Samedi, Elon Musk s'est demandé si le réseau social était

Après une semaine d’hésitation, Elon Musk, le patron de Tesla et SpaceX, a renoncé à siéger au conseil d’administration de Twitter, a annoncé lundi 11 avril Parag Agrawal, le directeur général du réseau social. “L’arrivée d’Elon au conseil devait devenir officiellement effective le 9 avril, mais Elon a fait savoir ce matin même qu’il ne rejoignait plus le conseil.”a-t-il expliqué dans un message au personnel de Twitter, qu’il a partagé sur la plateforme. “Je pense que c’est pour le mieux”il ajouta. « Nous avons apprécié et apprécierons toujours la participation de nos actionnaires, qu’ils siègent ou non à notre conseil d’administration. Elon est notre plus grand actionnaire et nous resterons ouverts à sa participation »a poursuivi M. Agrawal.

Juste après cette annonce, Elon Musk a tweeté un emoji qui Pouffer de rire, sans aucun texte d’accompagnement. L’homme le plus riche du monde a annoncé début avril avoir pris une participation de 9,2% dans le capital de Twitter, faisant de lui le premier actionnaire. Il a d’abord précisé dans le document adressé à l’Autorité de la Bourse que cette participation était ” passif “, c’est-à-dire qu’il n’avait pas l’intention d’influencer les grandes décisions stratégiques. Il s’était également engagé à ne pas porter sa participation au-delà de 14,9 %.
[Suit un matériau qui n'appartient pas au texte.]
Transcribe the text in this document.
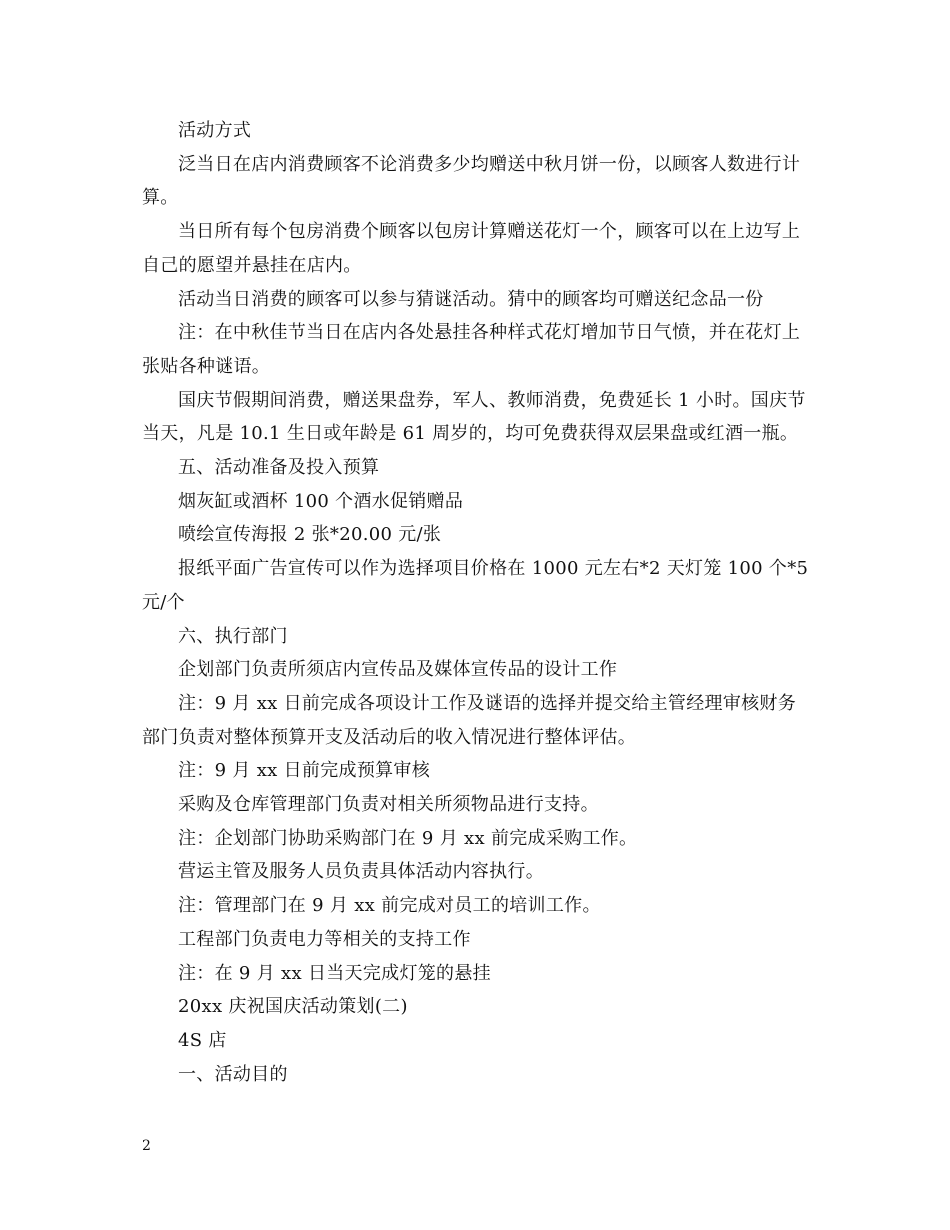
活动方式

泛当日在店内消费顾客不论消费多少均赠送中秋月饼一份，以顾客人数进行计算。

当日所有每个包房消费个顾客以包房计算赠送花灯一个，顾客可以在上边写上自己的愿望并悬挂在店内。

活动当日消费的顾客可以参与猜谜活动。猜中的顾客均可赠送纪念品一份

注：在中秋佳节当日在店内各处悬挂各种样式花灯增加节日气愤，并在花灯上张贴各种谜语。

国庆节假期间消费，赠送果盘券，军人、教师消费，免费延长 1 小时。国庆节当天，凡是 10.1 生日或年龄是 61 周岁的，均可免费获得双层果盘或红酒一瓶。

五、活动准备及投入预算

烟灰缸或酒杯 100 个酒水促销赠品

喷绘宣传海报 2 张*20.00 元/张

报纸平面广告宣传可以作为选择项目价格在 1000 元左右*2 天灯笼 100 个*5 元/个

六、执行部门

企划部门负责所须店内宣传品及媒体宣传品的设计工作

注：9 月 xx 日前完成各项设计工作及谜语的选择并提交给主管经理审核财务部门负责对整体预算开支及活动后的收入情况进行整体评估。

注：9 月 xx 日前完成预算审核

采购及仓库管理部门负责对相关所须物品进行支持。

注：企划部门协助采购部门在 9 月 xx 前完成采购工作。

营运主管及服务人员负责具体活动内容执行。

注：管理部门在 9 月 xx 前完成对员工的培训工作。

工程部门负责电力等相关的支持工作

注：在 9 月 xx 日当天完成灯笼的悬挂

20xx 庆祝国庆活动策划(二)

4S 店

一、活动目的

2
Lire aussi : Elon Musk devient le premier actionnaire de Twitter

Mais l’annonce, par la suite, de son entrée au conseil d’administration de Twitter avait été applaudie par les marchés. Les investisseurs y ont vu le signe que le milliardaire envisageait enfin de s’impliquer dans la stratégie du groupe.

Des valeurs non alignées avec celles de Twitter

Elon Musk est un utilisateur très actif du réseau social, sur lequel il compte 80,5 millions d’abonnés. Il y parle presque quotidiennement de ses entreprises, de Tesla (voitures électriques) à SpaceX (vols spatiaux), en passant par Neuralink (implants cérébraux), et n’hésite pas à faire des blagues ou à provoquer la polémique.

Il utilise aussi beaucoup son compte pour sonder les internautes, sur ses ventes d’actions Tesla ou, plus récemment, pour savoir s’ils estiment que Twitter respecte la liberté d’expression, une question à laquelle une majorité a répondu. ” non “. L’entrepreneur a critiqué à plusieurs reprises la plateforme sur le sujet, estimant qu’elle allait trop loin dans la modération des contenus.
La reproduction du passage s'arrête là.